Aku melihat Ade yang berusaha untuk tersenyum tabah. lalu dia mengajakku untuk pulang. Masih tampak perasaan syok di raut wajah Ade. Angin sore yang dingin ini mengantarkan langkah kami pulang dengan perasaan haru biru.
Tiga tahun sudah semenjak kelulusan dari jenjang kuliah.Sungguh perjalanan panjang yang terasa singkat. Setelah lulus dari UGM, aku dan Ade berpisah. Ia memutuskan untuk meneruskan perusahan ayahnya, sedangkan aku melanjutkan untuk meneruskan S-2 ku di Middle East Technical University di Turki. Rasa kangen tiba-tiba mencuat sesaat setelah kutapakkan kakiku di tanah kelahiranku. Ah, rindu rasanya menghirup udara tropis Indonesia setelah berlama-lama beradu musim di tanah orang. Sesegera mungkin aku pulang ke rumahku di Sleman.
Sesampainya di rumah aku peluk erat orang tuaku. Dengan bangga kutunjukkan ijazah S-2 ku pada ibuku. Bahagia rasanya bisa melihat orang tuaku bangga denganku. kemudian aku teringat sesuatu. Bukan sesuatu namun seseorang. Aku ingin mengetahui kabar dari sobatku, Ade. Maka aku segera pamit kepada orang tuaku untuk berkunjung ke rumah Ade. Rumahnya berada tak jauh dari Stasiun Tugu.

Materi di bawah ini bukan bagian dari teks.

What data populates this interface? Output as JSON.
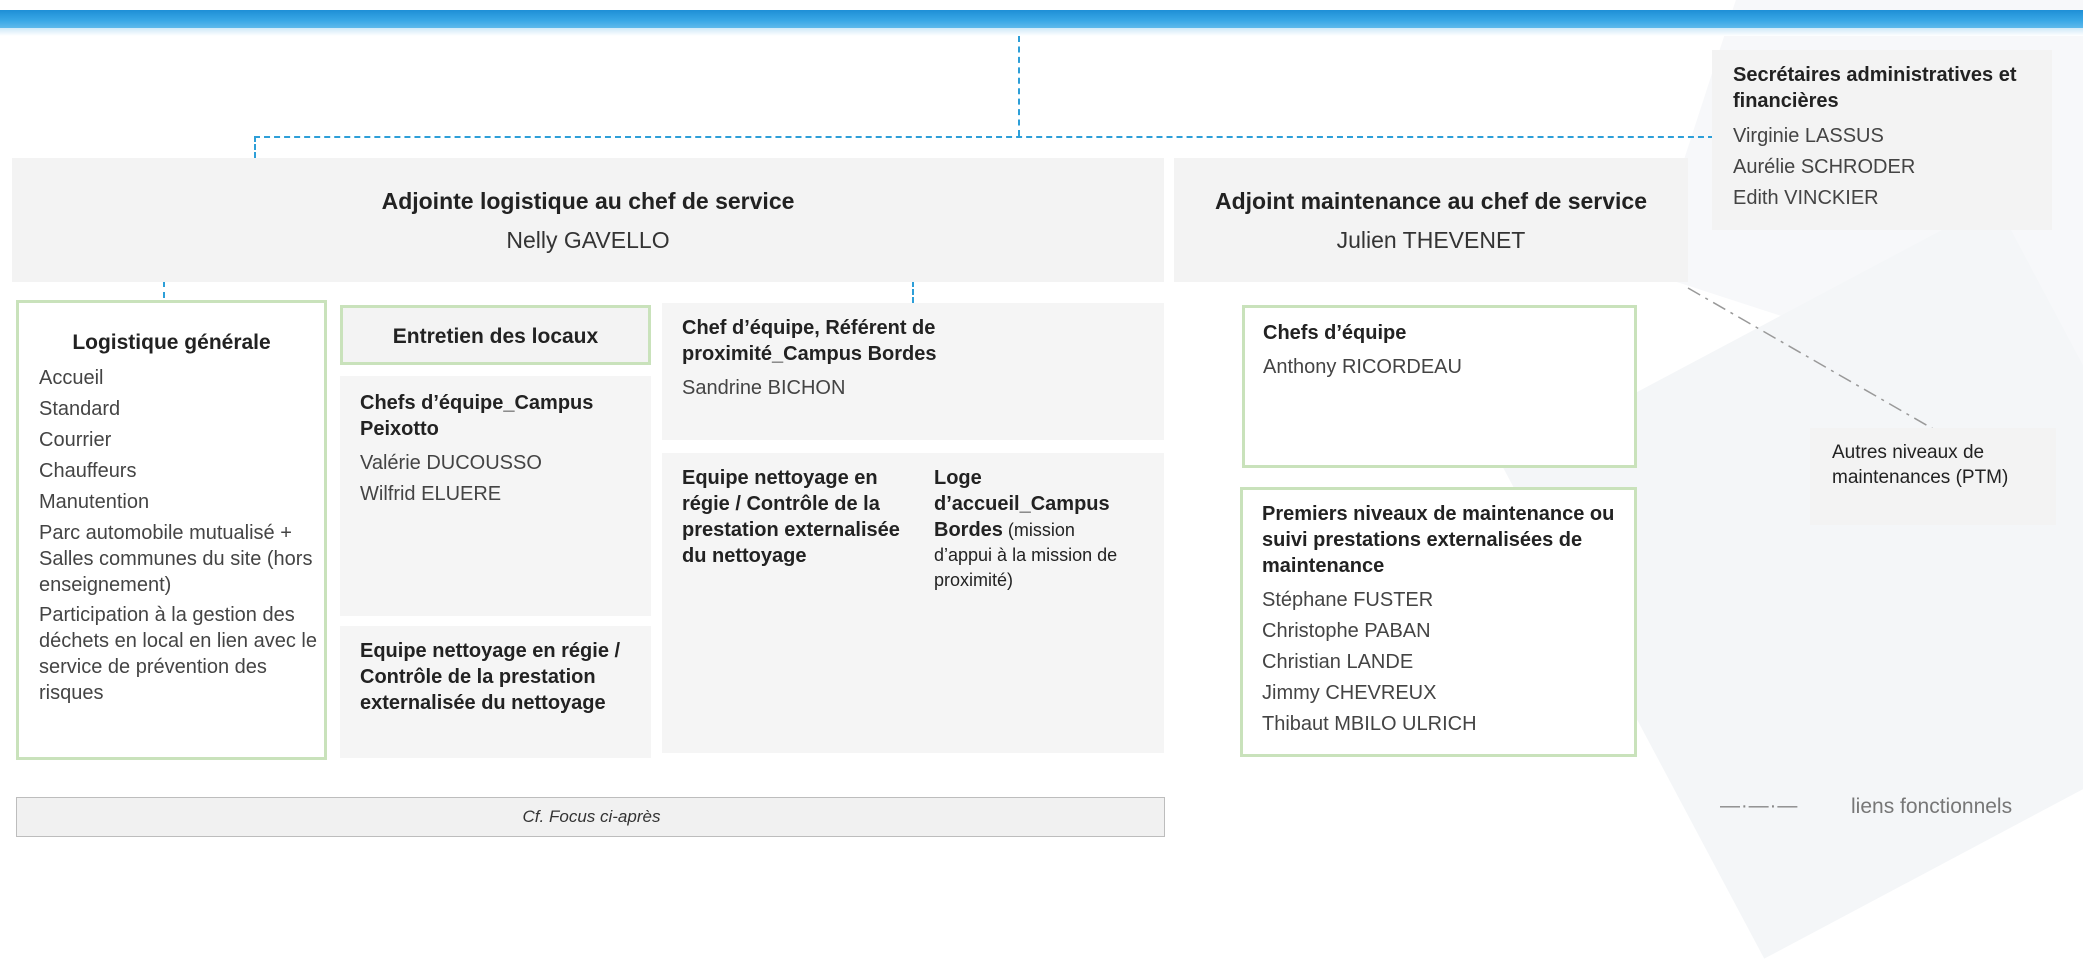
{
  "secretaires": {
    "title": "Secrétaires administratives et financières",
    "names": [
      "Virginie LASSUS",
      "Aurélie SCHRODER",
      "Edith VINCKIER"
    ]
  },
  "adjoint_logistique": {
    "title": "Adjointe logistique au chef de service",
    "name": "Nelly GAVELLO"
  },
  "adjoint_maintenance": {
    "title": "Adjoint maintenance au chef de service",
    "name": "Julien THEVENET"
  },
  "logistique_generale": {
    "title": "Logistique générale",
    "items": [
      "Accueil",
      "Standard",
      "Courrier",
      "Chauffeurs",
      "Manutention",
      "Parc automobile mutualisé + Salles communes du site (hors enseignement)",
      "Participation à la gestion des déchets en local en lien avec le service de prévention des risques"
    ]
  },
  "entretien": {
    "title": "Entretien des locaux"
  },
  "chefs_peixotto": {
    "title": "Chefs d’équipe_Campus Peixotto",
    "names": [
      "Valérie DUCOUSSO",
      "Wilfrid ELUERE"
    ]
  },
  "equipe_nettoyage_left": {
    "title": "Equipe nettoyage en régie / Contrôle de la prestation externalisée du nettoyage"
  },
  "chef_bordes": {
    "title": "Chef d’équipe, Référent  de proximité_Campus Bordes",
    "name": "Sandrine BICHON"
  },
  "equipe_nettoyage_mid": {
    "title": "Equipe nettoyage en régie / Contrôle de la prestation externalisée du nettoyage"
  },
  "loge": {
    "title": "Loge d’accueil_Campus Bordes",
    "rest": " (mission d’appui à la mission de proximité)"
  },
  "chefs_maintenance": {
    "title": "Chefs d’équipe",
    "names": [
      "Anthony RICORDEAU"
    ]
  },
  "premiers_niveaux": {
    "title": "Premiers niveaux de maintenance ou suivi prestations externalisées de maintenance",
    "names": [
      "Stéphane FUSTER",
      "Christophe PABAN",
      "Christian LANDE",
      "Jimmy CHEVREUX",
      "Thibaut MBILO ULRICH"
    ]
  },
  "autres_niveaux": {
    "text": "Autres niveaux de maintenances (PTM)"
  },
  "focus_note": "Cf. Focus ci-après",
  "legend": {
    "line_symbol": "—·—·—",
    "label": "liens fonctionnels"
  },
  "colors": {
    "blue_line": "#2d9fd8",
    "green_border": "#c9e2bb",
    "box_gray": "#f3f3f3"
  }
}
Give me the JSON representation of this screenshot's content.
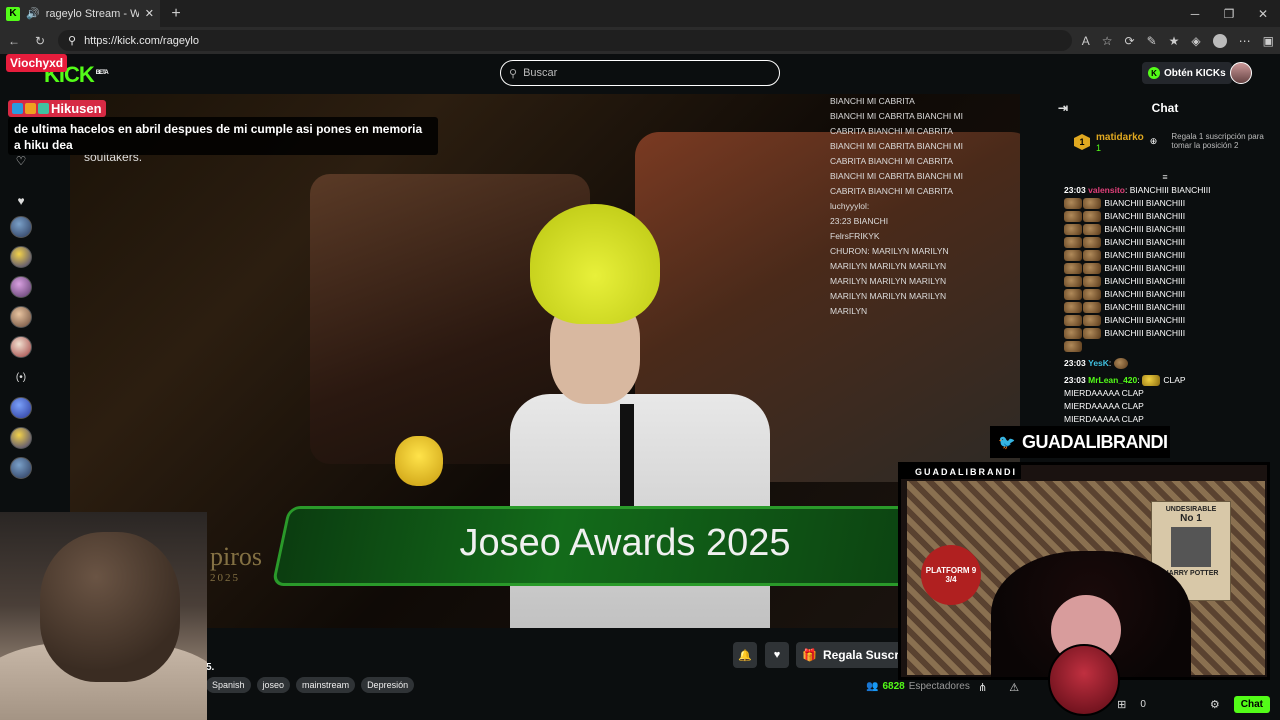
{
  "browser": {
    "tab_title": "rageylo Stream - Watch Live o",
    "url": "https://kick.com/rageylo",
    "new_tab": "+",
    "favicon": "K"
  },
  "header": {
    "logo": "KICK",
    "logo_badge": "BETA",
    "search_placeholder": "Buscar",
    "kicks_button": "Obtén KICKs"
  },
  "overlay": {
    "user1": "Viochyxd",
    "user2": "Hikusen",
    "message": "de ultima hacelos en abril despues de mi cumple asi pones en memoria a hiku dea",
    "soultakers": "soultakers.",
    "banner": "Joseo Awards 2025",
    "award_bg": "piros",
    "award_year": "2025",
    "twitter_handle": "GUADALIBRANDI",
    "facecam_label": "GUADALIBRANDI",
    "poster_title": "UNDESIRABLE",
    "poster_no": "No 1",
    "poster_name": "HARRY POTTER",
    "platform": "PLATFORM 9 3/4",
    "chat_lines": [
      "BIANCHI MI CABRITA",
      "BIANCHI MI CABRITA BIANCHI MI",
      "CABRITA BIANCHI MI CABRITA",
      "BIANCHI MI CABRITA BIANCHI MI",
      "CABRITA BIANCHI MI CABRITA",
      "BIANCHI MI CABRITA BIANCHI MI",
      "CABRITA BIANCHI MI CABRITA",
      "luchyyylol:",
      "23:23 BIANCHI",
      "",
      "",
      "FelrsFRIKYK",
      "CHURON: MARILYN MARILYN",
      "MARILYN MARILYN MARILYN",
      "MARILYN MARILYN MARILYN",
      "MARILYN MARILYN MARILYN",
      "MARILYN"
    ]
  },
  "stream": {
    "title_tail": "5.",
    "tags": [
      "Spanish",
      "joseo",
      "mainstream",
      "Depresión"
    ],
    "gift_button": "Regala Suscrip",
    "viewers_count": "6828",
    "viewers_label": "Espectadores"
  },
  "chat": {
    "title": "Chat",
    "pinned_user": "matidarko",
    "pinned_rank": "1",
    "pinned_count": "1",
    "pinned_gift": "Regala 1 suscripción para tomar la posición 2",
    "messages": [
      {
        "time": "23:03",
        "user": "valensito",
        "text": "BIANCHIII BIANCHIII"
      },
      {
        "time": "",
        "user": "",
        "text": "BIANCHIII BIANCHIII"
      },
      {
        "time": "",
        "user": "",
        "text": "BIANCHIII BIANCHIII"
      },
      {
        "time": "",
        "user": "",
        "text": "BIANCHIII BIANCHIII"
      },
      {
        "time": "",
        "user": "",
        "text": "BIANCHIII BIANCHIII"
      },
      {
        "time": "",
        "user": "",
        "text": "BIANCHIII BIANCHIII"
      },
      {
        "time": "",
        "user": "",
        "text": "BIANCHIII BIANCHIII"
      },
      {
        "time": "",
        "user": "",
        "text": "BIANCHIII BIANCHIII"
      },
      {
        "time": "",
        "user": "",
        "text": "BIANCHIII BIANCHIII"
      },
      {
        "time": "",
        "user": "",
        "text": "BIANCHIII BIANCHIII"
      },
      {
        "time": "",
        "user": "",
        "text": "BIANCHIII BIANCHIII"
      },
      {
        "time": "",
        "user": "",
        "text": "BIANCHIII BIANCHIII"
      }
    ],
    "msg2_time": "23:03",
    "msg2_user": "YesK",
    "msg3_time": "23:03",
    "msg3_user": "MrLean_420",
    "msg3_lines": [
      "CLAP",
      "MIERDAAAAA CLAP",
      "MIERDAAAAA CLAP",
      "MIERDAAAAA CLAP"
    ],
    "footer_count": "0",
    "chat_button": "Chat"
  },
  "colors": {
    "kick_green": "#53fc18",
    "background": "#0b0e0f"
  }
}
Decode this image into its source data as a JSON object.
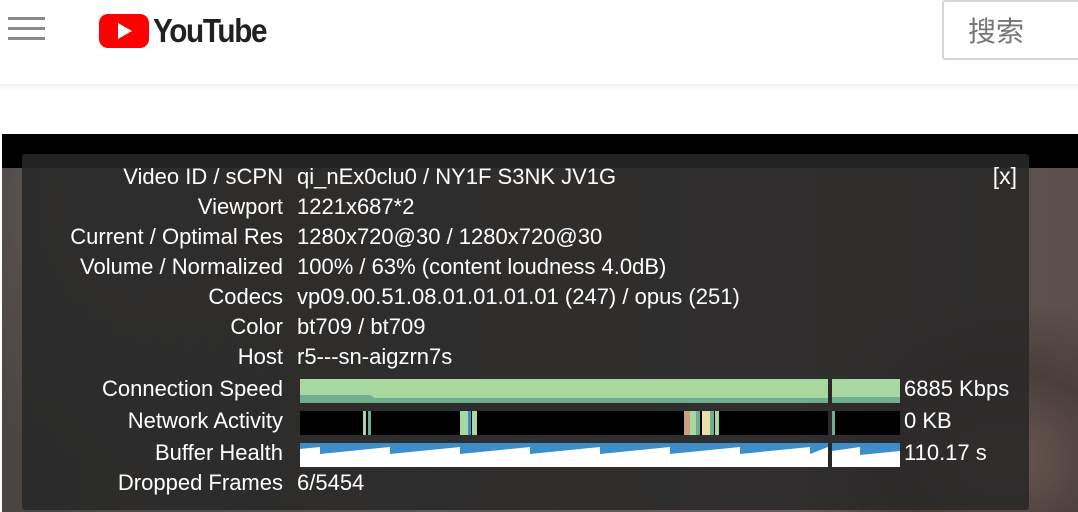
{
  "header": {
    "logo_text": "YouTube",
    "logo_color": "#ff0000",
    "menu_icon": "hamburger-menu-icon",
    "search_placeholder": "搜索"
  },
  "stats": {
    "close_label": "[x]",
    "rows": [
      {
        "label": "Video ID / sCPN",
        "value": "qi_nEx0clu0 / NY1F S3NK JV1G"
      },
      {
        "label": "Viewport",
        "value": "1221x687*2"
      },
      {
        "label": "Current / Optimal Res",
        "value": "1280x720@30 / 1280x720@30"
      },
      {
        "label": "Volume / Normalized",
        "value": "100% / 63% (content loudness 4.0dB)"
      },
      {
        "label": "Codecs",
        "value": "vp09.00.51.08.01.01.01.01 (247) / opus (251)"
      },
      {
        "label": "Color",
        "value": "bt709 / bt709"
      },
      {
        "label": "Host",
        "value": "r5---sn-aigzrn7s"
      }
    ],
    "connection_speed": {
      "label": "Connection Speed",
      "value": "6885 Kbps",
      "color": "#a8d8a0"
    },
    "network_activity": {
      "label": "Network Activity",
      "value": "0 KB"
    },
    "buffer_health": {
      "label": "Buffer Health",
      "value": "110.17 s",
      "color": "#3b8ec9"
    },
    "dropped_frames": {
      "label": "Dropped Frames",
      "value": "6/5454"
    }
  }
}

Rumah Ade tak banyak berubah. Hanya catnya saja yang dulu berwarna kuning kusam, kini berubah menjadi hijau muda. Tamannya sekarang memiliki berbagai macam bunga yang menarik perhatian mataku. Seperinya ia memiliki tetangga baru di sebelah rumahnya. Seingatku dulu hanya pekarangan kosong yang sering ditanami empon-empon, kini berubah menjadi rumah yang sederhana namun berkesan elite berlantai dua. Ah, entah siapakah tetangganya itu, aku tak begitu peduli. Di depan pagarnya kuucapkan salam. Pada salamku yang kedua, muncullah seseorang. Dan seseorang adalah Bu Imah.
“Masya Allah, Bu Imah. Apa kabar?”, tanyaku penuh dengan tanda tanya karena bukannya Ade yang menyambut, justru Bu Imahlah yang ada.
“Eh Nak Ihsan, alhamdulillah Ibu baik-baik saja”, jawab beliau.
Aku tak menyangka Bu Imah tinggal di sini. Ia tinggal bersama beberapa sanak familinya di rumah yang sebenarnya kutahu adalah milik orang tua Ade. Ibu Imah menjelaskan secara gamblang dan jelas segala pertanyaan yang muncul dari mulutku. Rupanya setahun yang lalu Ade mengunjungi rumah Bu Imah di Pekalongan. Entah darimana ia tahu. Ia menawari Bu Imah untuk tinggal bersamanya di Yogyakarta. Lalu dimana Ade berada? Tak perlu jauh-jauh kucari, sosok yang ingin kucari sudah muncul dihadapanku. Ia rupanya tinggal di sebelah rumah. Rumah yang aku kira milik tetangganya. Sungguh mengejutkan. Kemudian ia memelukku dengan erat. Perasaan bahagia bercampur haru pun menjadi. Ia sudah banyak berubah mulai dari cara berpakaiannya, cara berbicaranya, namun sifatnya tetap bagaikan malaikat.
Ia mengajakku untuk ke rumahnya. kami bernostalgia sebentar menceritakan apa saja yang telah dilakukan selama 5 tahun ini. Sekarang dia adalah businessman muda. Ia melanjutkan usaha bakso dan mie ayam milik ayahnya. Berkat kerja keras dan keuletannya ia dapat mengembangkan usaha kecil ayahnya itu dan dapat mempekerjakan banyak orang. Cabangnya jangan ditanya, tersebar ke seluruh nusantara.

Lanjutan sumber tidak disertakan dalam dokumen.